Eski mezarlarin icinde bulunan kucuk camdan gozyasi siselerini ilk gordugumde cok takdir etmistim, kesinlikle cok yerinde bir adetti, cunku acinin kayit altina alinmasi, haykirilmasi lazimdi ve aci bosluga birakilamazdi... Ölüm, dunyadaki en sasirtici sey, dusunsene: var var var var....var ve bir anda YOK! Hele bir de hayatinizin en ortasindaki insanlardan birinin boyle aniden yok olusu... elbette ki o acilarin her zerresine kadar ozelenle sarilmasi ve saklanmasi lazim.
Lisede (yatili), ilk donem cok bunalmis ve cok aglamistim. Aglarken de peceteye ihtiyaci olur ya insanin, o gozyaslari ve sumuklerin gittigi peceteleri toplamis bir posete doldurmus eve donem sonunda eve getirmistim. Cektigim acilari nişâni.
Siselenmesi gereken bir duygu daha taniyorum. Mesela yeni bir adim atarsin, evinden ayrilir bir yere gidersin, belki yeni bir ise baslamissindir, ilk bir hayal kirikligi olur, dengeni kaybedersin, onu asip kendini tekrar iyi hissedene kadar gecen zamanda yasadiklarini kucuk bir balona koyabilirsin, ama tabi agzini sıkıca baglamak sartiyla.

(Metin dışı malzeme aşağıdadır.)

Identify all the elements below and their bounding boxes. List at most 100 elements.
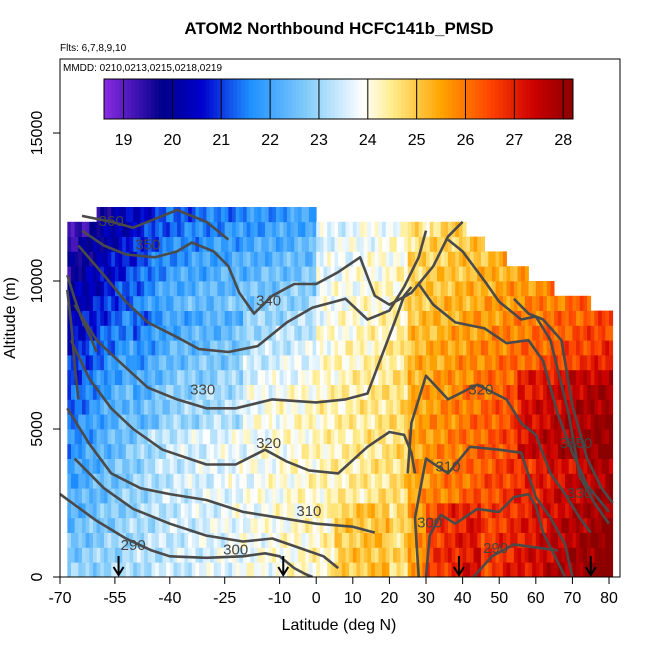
heat-cell [235, 221, 240, 237]
plot-frame [59, 58, 621, 578]
heat-cell [561, 369, 566, 385]
heat-cell [341, 532, 346, 548]
heat-cell [594, 458, 599, 474]
heat-cell [107, 532, 112, 548]
heat-cell [477, 429, 482, 445]
heat-cell [323, 503, 328, 519]
heat-cell [598, 517, 603, 533]
heat-cell [297, 355, 302, 371]
heat-cell [371, 355, 376, 371]
heat-cell [400, 547, 405, 563]
heat-cell [85, 414, 90, 430]
heat-cell [458, 547, 464, 563]
heat-cell [466, 532, 471, 548]
heat-cell [327, 458, 332, 474]
heat-cell [543, 295, 548, 311]
heat-cell [491, 532, 496, 548]
heat-cell [257, 562, 262, 577]
heat-cell [268, 517, 273, 533]
colorbar-swatch [408, 79, 414, 119]
heat-cell [253, 517, 259, 533]
heat-cell [605, 458, 610, 474]
heat-cell [166, 369, 171, 385]
heat-cell [275, 458, 281, 474]
heat-cell [484, 399, 489, 415]
heat-cell [122, 251, 127, 267]
heat-cell [345, 384, 350, 400]
heat-cell [151, 310, 156, 326]
heat-cell [210, 355, 215, 371]
heat-cell [521, 429, 526, 445]
heat-cell [433, 340, 438, 356]
heat-cell [210, 532, 215, 548]
heat-cell [535, 399, 540, 415]
heat-cell [330, 369, 335, 385]
heat-cell [327, 266, 332, 282]
heat-cell [250, 429, 255, 445]
heat-cell [338, 325, 343, 341]
heat-cell [550, 532, 555, 548]
heat-cell [466, 340, 471, 356]
heat-cell [96, 458, 101, 474]
heat-cell [140, 503, 145, 519]
heat-cell [334, 236, 339, 252]
heat-cell [147, 295, 152, 311]
heat-cell [67, 443, 72, 459]
heat-cell [147, 207, 152, 223]
heat-cell [488, 429, 493, 445]
heat-cell [546, 281, 551, 297]
heat-cell [389, 221, 394, 237]
heat-cell [67, 221, 72, 237]
heat-cell [319, 355, 324, 371]
heat-cell [125, 355, 130, 371]
heat-cell [426, 458, 431, 474]
heat-cell [275, 251, 281, 267]
heat-cell [429, 236, 434, 252]
heat-cell [85, 473, 90, 489]
theta-contour-label: 330 [190, 381, 215, 398]
heat-cell [554, 414, 559, 430]
colorbar-swatch [115, 79, 121, 119]
heat-cell [107, 562, 112, 577]
heat-cell [407, 414, 412, 430]
heat-cell [349, 443, 354, 459]
heat-cell [436, 562, 442, 577]
heat-cell [199, 221, 204, 237]
heat-cell [210, 221, 215, 237]
heat-cell [495, 355, 500, 371]
heat-cell [363, 473, 368, 489]
heat-cell [539, 340, 544, 356]
heat-cell [338, 503, 343, 519]
heat-cell [279, 236, 284, 252]
heat-cell [495, 266, 500, 282]
heat-cell [469, 251, 474, 267]
colorbar-tick-label: 20 [163, 132, 181, 149]
heat-cell [70, 473, 76, 489]
heat-cell [147, 340, 152, 356]
heat-cell [535, 281, 540, 297]
heat-cell [191, 295, 196, 311]
heat-cell [444, 281, 449, 297]
heat-cell [78, 443, 83, 459]
heat-cell [517, 325, 522, 341]
heat-cell [283, 310, 288, 326]
heat-cell [155, 532, 160, 548]
colorbar-swatch [135, 79, 140, 119]
heat-cell [598, 532, 603, 548]
heat-cell [308, 443, 313, 459]
heat-cell [411, 310, 416, 326]
heat-cell [74, 251, 79, 267]
colorbar-swatch [404, 79, 410, 119]
heat-cell [473, 532, 478, 548]
heat-cell [199, 236, 204, 252]
heat-cell [202, 458, 207, 474]
heat-cell [78, 221, 83, 237]
heat-cell [396, 488, 401, 504]
heat-cell [125, 221, 130, 237]
heat-cell [605, 355, 610, 371]
heat-cell [385, 443, 390, 459]
heat-cell [458, 355, 464, 371]
heat-cell [499, 325, 504, 341]
heat-cell [356, 221, 361, 237]
heat-cell [297, 369, 302, 385]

Duygulari element olarak dusunebiliriz, aci, sevinc, saskinlik... ama aslinda biz duygulari boyle element haliyle yasamiyoruz, complex duygu kokteylleri halinde yasiyoruz. Ayrica hissettiklerimiz belli bir olay ve ana spesifik ve bu yuzden cok boyutlu, beynin bircok bolgesi birden uyariliyor ve hal boyle olunca yasadiklarimiz anlayabilmek cok daha zorlasiyor. Zamanla ve deneyimle o karmasik duygulari tanimlayabilir hale geliyoruz. Benim de listemde el atimasi gereken bir duygu daha var, simdi daha degil... Zamani gelince onu da șişeleyip vitrine koymali.
2 comments:
Merak ettim hemşirem ama bırak merak edeyim böylesi daha güzel :) Muhteşem fikirleriniz olduğunu söylemiş miydim? Sümüklü mendil koleksiyonunuzu saygıyla selamlıyorum; bir nişan kadar önemli yaşam maceramızda….
sagol hemsirem, ben de sana hayatin hakkini vererek yasayanlardan oldugunu soylemis miydim?